Шесть — сломанные и треснутые рёбра. 

Три — рассечённая бровь до видимости плоти. 

Два — закрытый перелом носа. 

Девять — химиотерапия. 

Шестьдесят пять — срезанные пуговицы с халатов врачей, вошедших в палату. 

Вначале, где-то очень глубоко внутри, впервые становится страшно за себя. Потом приходит смирение и равнодушие, как это было всегда. Частое головокружение. Дезориентация в пространстве. Вечно урчащий живот, потому что голодный, но поесть не можешь. Накатывающие волной приступы тошноты. Потемнение в глазах. Боль, соизмеримая с четырьмя сломанными костями одновременно. Вдох. Нехватка воздуха. Хрип. Сдавленный выдох. Очередной приступ. Выблёвыванье желудка. И так по кругу, пока лечащей врач не скажет одно заветное слово: — «Ремиссия».  

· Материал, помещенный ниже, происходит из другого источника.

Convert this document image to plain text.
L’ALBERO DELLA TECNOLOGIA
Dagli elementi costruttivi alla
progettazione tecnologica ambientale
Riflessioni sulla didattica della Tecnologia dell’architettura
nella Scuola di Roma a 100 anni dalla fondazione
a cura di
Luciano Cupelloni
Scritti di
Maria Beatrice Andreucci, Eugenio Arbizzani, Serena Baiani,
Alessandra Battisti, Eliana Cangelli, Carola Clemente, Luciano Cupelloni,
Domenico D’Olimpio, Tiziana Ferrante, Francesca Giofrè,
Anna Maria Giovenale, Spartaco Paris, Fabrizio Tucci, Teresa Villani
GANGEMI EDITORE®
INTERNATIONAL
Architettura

Бесцветные пуговицы звонко брякали в убийственной тишине комнаты. Эндрю трясущимися руками перекатывал небольшую баночку из-под джема по подоконнику в попытках вынырнуть из-под толстого слоя льда воспоминаний. Это не был плохой день, когда прошлое дышало ему в затылок. Это было плохое, настоящие, которое поскуливало за дверью и медленно убивало. Он ненавидел свою память. Он её призирал так, как ничто и никого прежде. И он старался, правда, старался сконцентрировать расфокусированный взгляд на незначительных трещинках в обоях. Вслушаться в методичное биение пластика об стекло. Почувствовать своё дыхание, вернуться в тело и просто успокоиться, не бросая вызов раку, который охотно пожирал его изнутри. Но старания не всегда приводят к победе или хорошему результату, как и в этот раз. 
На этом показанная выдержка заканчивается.